No tocante ao dano moral, é certo que a indenização não possui caráter de reposição com valor econômico, mas tão-só a intenção de amenizar o sentimento de perda do ente querido. Na espécie, induvidoso que a autora, menor com 10 anos de idade, suportou dor incomensurável pela perda do pai e que atualmente sentem sua ausência no dia-a-dia de suas vidas, de modo que se vivo estivesse, a vítima estaria lhes educando, proporcionando atenção, carinho e acima de tudo amor, que valor autora frente à perda definitiva do pai.
A respeito do quantum, Maria Helena Diniz, em sua obra "Responsabilidade Civil", escreve que:
"É da competência jurisdicional o estabelecimento do modo como o lesante deve reparar o dano moral, baseado em critérios subjetivos (posição social ou política do ofendido, intensidade do ânimo de ofender: culpa ou dolo) ou objetivos (situação econômica do ofensor, risco criado, gravidade e repercussão da ofensa). Na avaliação do dano moral, o órgão judicante deverá estabelecer uma reparação eqüitativa, baseada na culpa do agente, na extensão do prejuízo causado e na capacidade econômica do responsável. Na reparação do dano moral o juiz determina, por eqüidade, levando em conta as circunstâncias de cada caso, o quantum da indenização devida, que deverá corresponder à lesão, e não ser equivalente, por impossível tal equivalência."
À luz de tais ponderações, tem-se que o arbitramento do montante indenizatório deve ter por parâmetro, dentre outros aspectos, as condições da vítima e do ofensor, o grau de culpa presente na espécie e os prejuízos morais sofridos. E, embora o Estado chame para si a obrigação de resguardar a integridade física dos que estão sob sua custódia, ainda que tenham atentado contra o bem-estar social, não pode ser penalizado com valor que se mostra incompatível com as circunstâncias do fato. Portanto, comprovada a ocorrência do dano moral oriunda de ato indevido, considerando-se a situação econômica das partes, a teoria do desestímulo, o princípio da razoabilidade e, especialmente, a inexistência de regra certa e definida para a valoração pretendida, arbitro o valor em 70 salários mínimos.

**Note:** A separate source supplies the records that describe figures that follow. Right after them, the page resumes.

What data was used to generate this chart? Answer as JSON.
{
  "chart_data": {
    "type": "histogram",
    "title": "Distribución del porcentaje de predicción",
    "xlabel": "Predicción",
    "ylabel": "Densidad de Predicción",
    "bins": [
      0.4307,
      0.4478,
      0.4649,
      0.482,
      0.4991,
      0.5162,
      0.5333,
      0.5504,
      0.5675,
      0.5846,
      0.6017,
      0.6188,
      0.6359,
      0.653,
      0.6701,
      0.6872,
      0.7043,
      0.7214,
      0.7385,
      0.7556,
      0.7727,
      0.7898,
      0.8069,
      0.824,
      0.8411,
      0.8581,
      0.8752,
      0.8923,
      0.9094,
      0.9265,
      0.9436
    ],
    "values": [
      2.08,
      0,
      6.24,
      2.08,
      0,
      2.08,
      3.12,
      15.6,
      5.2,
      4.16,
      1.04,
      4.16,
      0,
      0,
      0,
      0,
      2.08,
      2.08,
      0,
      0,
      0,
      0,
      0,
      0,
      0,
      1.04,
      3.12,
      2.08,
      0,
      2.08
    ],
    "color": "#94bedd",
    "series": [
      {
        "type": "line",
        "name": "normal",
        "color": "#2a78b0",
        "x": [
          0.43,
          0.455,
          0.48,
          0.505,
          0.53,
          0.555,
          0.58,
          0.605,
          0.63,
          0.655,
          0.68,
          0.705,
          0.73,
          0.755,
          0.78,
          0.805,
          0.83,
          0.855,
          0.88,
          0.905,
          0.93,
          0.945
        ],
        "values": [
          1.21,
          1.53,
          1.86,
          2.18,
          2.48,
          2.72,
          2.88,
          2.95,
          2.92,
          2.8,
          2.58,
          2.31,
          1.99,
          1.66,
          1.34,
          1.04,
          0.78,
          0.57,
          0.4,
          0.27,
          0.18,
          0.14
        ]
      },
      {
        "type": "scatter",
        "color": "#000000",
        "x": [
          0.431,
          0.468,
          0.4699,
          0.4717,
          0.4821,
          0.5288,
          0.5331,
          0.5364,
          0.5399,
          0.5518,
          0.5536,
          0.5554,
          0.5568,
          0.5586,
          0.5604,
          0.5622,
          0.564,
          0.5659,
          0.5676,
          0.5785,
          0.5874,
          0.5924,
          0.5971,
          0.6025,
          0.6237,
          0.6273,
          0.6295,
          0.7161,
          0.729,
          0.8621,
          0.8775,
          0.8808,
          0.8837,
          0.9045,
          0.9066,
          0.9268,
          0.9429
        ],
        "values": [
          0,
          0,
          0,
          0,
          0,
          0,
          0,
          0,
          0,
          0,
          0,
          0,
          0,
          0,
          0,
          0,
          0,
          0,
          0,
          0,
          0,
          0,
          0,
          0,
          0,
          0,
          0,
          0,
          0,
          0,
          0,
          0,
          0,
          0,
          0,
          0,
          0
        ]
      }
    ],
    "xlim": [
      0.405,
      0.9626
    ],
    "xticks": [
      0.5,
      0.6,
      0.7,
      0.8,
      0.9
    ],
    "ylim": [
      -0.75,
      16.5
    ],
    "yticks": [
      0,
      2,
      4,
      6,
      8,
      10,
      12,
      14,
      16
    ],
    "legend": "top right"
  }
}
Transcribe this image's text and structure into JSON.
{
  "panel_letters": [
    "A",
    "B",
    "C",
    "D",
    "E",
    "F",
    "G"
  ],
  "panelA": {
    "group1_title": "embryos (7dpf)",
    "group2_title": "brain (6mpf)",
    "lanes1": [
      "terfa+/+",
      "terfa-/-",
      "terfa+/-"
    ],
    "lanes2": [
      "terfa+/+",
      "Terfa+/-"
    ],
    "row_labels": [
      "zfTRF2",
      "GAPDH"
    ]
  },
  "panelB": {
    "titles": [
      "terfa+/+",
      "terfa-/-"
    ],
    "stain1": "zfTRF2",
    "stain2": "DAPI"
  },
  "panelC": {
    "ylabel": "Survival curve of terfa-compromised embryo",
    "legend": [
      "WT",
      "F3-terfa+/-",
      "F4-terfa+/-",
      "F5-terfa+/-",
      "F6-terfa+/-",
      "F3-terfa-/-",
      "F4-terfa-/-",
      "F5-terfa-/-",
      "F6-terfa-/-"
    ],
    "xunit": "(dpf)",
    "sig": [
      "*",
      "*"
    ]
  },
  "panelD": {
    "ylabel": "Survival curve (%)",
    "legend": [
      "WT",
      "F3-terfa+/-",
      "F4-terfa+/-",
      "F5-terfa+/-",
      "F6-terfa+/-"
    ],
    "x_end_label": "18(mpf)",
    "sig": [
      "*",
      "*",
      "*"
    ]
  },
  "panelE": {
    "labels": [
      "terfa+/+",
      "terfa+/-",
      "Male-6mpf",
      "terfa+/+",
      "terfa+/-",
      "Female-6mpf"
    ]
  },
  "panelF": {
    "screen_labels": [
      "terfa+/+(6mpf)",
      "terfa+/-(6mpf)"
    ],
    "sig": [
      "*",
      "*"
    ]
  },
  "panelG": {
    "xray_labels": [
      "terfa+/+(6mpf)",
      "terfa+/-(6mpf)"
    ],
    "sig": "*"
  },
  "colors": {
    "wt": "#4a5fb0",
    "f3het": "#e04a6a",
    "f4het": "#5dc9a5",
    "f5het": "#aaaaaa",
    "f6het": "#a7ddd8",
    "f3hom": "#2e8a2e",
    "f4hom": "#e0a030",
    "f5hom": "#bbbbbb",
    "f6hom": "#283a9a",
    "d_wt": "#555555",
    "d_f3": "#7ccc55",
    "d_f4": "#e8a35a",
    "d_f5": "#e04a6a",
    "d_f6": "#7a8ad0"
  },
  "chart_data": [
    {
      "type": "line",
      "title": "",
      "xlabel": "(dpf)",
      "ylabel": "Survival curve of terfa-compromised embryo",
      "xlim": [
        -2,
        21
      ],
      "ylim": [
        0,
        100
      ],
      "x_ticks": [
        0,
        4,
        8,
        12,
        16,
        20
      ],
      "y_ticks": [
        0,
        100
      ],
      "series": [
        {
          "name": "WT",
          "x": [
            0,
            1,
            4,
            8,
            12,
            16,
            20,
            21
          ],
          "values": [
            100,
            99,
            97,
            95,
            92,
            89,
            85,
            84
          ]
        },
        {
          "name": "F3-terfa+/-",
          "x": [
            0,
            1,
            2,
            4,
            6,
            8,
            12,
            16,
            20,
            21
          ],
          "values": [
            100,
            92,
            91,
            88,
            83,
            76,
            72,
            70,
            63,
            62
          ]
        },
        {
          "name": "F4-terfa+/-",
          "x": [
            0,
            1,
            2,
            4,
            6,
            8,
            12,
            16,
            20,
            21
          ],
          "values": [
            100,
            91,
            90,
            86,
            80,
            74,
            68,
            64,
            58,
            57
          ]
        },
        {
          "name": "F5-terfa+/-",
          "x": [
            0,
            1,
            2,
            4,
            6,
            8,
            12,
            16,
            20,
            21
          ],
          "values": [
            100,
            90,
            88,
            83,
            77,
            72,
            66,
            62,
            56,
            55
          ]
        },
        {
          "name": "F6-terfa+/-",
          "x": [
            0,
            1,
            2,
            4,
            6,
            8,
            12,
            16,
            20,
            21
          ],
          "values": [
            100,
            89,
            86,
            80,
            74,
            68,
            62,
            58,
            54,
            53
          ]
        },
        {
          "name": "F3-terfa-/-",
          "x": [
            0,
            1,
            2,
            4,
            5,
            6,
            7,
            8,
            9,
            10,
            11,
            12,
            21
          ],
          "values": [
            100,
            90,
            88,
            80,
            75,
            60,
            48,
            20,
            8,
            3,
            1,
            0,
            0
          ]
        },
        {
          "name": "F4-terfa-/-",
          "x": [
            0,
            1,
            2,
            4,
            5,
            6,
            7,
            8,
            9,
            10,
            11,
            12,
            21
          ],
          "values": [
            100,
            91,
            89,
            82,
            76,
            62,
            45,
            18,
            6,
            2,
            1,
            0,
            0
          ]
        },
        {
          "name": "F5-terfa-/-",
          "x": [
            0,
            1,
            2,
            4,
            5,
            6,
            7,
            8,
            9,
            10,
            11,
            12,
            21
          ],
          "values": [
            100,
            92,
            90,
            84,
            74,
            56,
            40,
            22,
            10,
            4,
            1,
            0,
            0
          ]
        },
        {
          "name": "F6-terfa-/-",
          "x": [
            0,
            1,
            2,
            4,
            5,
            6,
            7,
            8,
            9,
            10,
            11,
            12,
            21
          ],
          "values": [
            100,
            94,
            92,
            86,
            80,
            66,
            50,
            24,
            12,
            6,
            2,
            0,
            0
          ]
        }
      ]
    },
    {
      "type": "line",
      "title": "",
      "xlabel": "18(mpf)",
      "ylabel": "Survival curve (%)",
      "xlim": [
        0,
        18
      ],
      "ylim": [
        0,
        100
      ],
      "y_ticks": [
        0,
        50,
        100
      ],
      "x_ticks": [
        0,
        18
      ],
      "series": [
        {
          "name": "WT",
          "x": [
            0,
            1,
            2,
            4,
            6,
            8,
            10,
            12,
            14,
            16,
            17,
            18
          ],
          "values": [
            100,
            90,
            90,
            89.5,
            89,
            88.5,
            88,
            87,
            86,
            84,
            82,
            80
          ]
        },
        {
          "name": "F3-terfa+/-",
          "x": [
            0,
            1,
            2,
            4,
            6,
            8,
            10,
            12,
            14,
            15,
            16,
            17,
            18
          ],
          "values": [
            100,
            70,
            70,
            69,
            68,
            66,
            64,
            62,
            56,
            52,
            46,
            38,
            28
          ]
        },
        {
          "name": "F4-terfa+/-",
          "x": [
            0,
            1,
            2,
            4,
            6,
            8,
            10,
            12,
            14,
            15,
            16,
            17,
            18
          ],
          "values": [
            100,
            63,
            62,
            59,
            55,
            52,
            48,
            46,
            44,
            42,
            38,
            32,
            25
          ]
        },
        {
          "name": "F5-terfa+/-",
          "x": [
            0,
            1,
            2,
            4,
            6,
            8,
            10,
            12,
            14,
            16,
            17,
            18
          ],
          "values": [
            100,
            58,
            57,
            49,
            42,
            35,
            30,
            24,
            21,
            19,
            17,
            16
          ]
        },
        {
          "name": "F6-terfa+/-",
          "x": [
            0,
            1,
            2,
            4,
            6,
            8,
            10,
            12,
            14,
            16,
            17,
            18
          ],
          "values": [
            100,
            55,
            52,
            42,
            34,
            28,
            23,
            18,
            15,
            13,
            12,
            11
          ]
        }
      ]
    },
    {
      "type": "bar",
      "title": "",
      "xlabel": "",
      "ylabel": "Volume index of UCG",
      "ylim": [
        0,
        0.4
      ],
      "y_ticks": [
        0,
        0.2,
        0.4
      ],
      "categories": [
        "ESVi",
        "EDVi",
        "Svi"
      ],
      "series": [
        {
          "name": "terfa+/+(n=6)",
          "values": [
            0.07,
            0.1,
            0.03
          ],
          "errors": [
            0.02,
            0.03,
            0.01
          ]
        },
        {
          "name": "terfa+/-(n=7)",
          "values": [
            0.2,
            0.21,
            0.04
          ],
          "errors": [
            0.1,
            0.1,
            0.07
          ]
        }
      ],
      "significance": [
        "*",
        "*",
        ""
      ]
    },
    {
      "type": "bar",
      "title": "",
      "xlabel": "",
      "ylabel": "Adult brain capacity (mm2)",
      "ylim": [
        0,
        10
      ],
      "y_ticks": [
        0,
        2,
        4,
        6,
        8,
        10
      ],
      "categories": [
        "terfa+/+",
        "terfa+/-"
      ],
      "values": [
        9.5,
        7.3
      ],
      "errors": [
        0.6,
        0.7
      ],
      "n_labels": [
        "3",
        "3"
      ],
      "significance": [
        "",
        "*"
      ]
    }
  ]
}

Posto isto, JULGO PARCIALMENTE PROCEDENTE o pedido inicial, e o faço para condenar ESTADO DE RONDÔNIA a pagar a autora JENIFFER NASCIMENTO PORTUGAL, a título de danos materiais, pensão mensal no importe de 2/3 (dois terços) do salário mínimo, desde a data do óbito (16/05/2001) até que a autora atinja 18 anos de idade, inclusive o 13º salário. As parcelas vencidas deverão ser pagas em parcela única, devidamente atualizadas, tomando por base de cálculo o valor de cada parcela à época de seu respectivo vencimento, com acréscimo de correção monetária e juros de mora de 1% ao mês a contar da data do óbito. Condeno, ainda, o requerido a pagar aos autores, a título de danos morais, a importância de R$ 35.700,00 (trinta e cinco mil e setecentos reais), com correção monetária e juros de mora de 1% ao mês a contar desta data, à vista do parâmetro atual utilizado para arbitramento.
Face à sucumbência recíproca, mas considerando que a parte autora decaiu de parte mínima do pedido, vez que o não acolhimento do valor pedido a título de danos morais não representa reciprocidade na sucumbência, condeno o requerido a pargar ao patrono da autora o importe de 15% do valor da condenação atualizado, dado o grau de zelo do profissional.
DEFIRO A TUTELA ANTECIPADA para determinar que o requerido pague a pensão mensal a favor da autora no importe de 2/3 do salário mínimo, sob pena de multa diária que arbitro em R$ 200,00 (duzentos reais) até o limite de R$ 4.000,00 (quatro mil reais), no prazo de 15 dias a contar da intimação da presente.
Com o trânsito em julgado, aguarde-se o impulso processual dos interessados por 5 dias, vez que na espécie não se aplica o disposto no art. 475-J do CPC.
P.R.I.C
Ariquemes-RO, segunda-feira, 8 de fevereiro de 2010.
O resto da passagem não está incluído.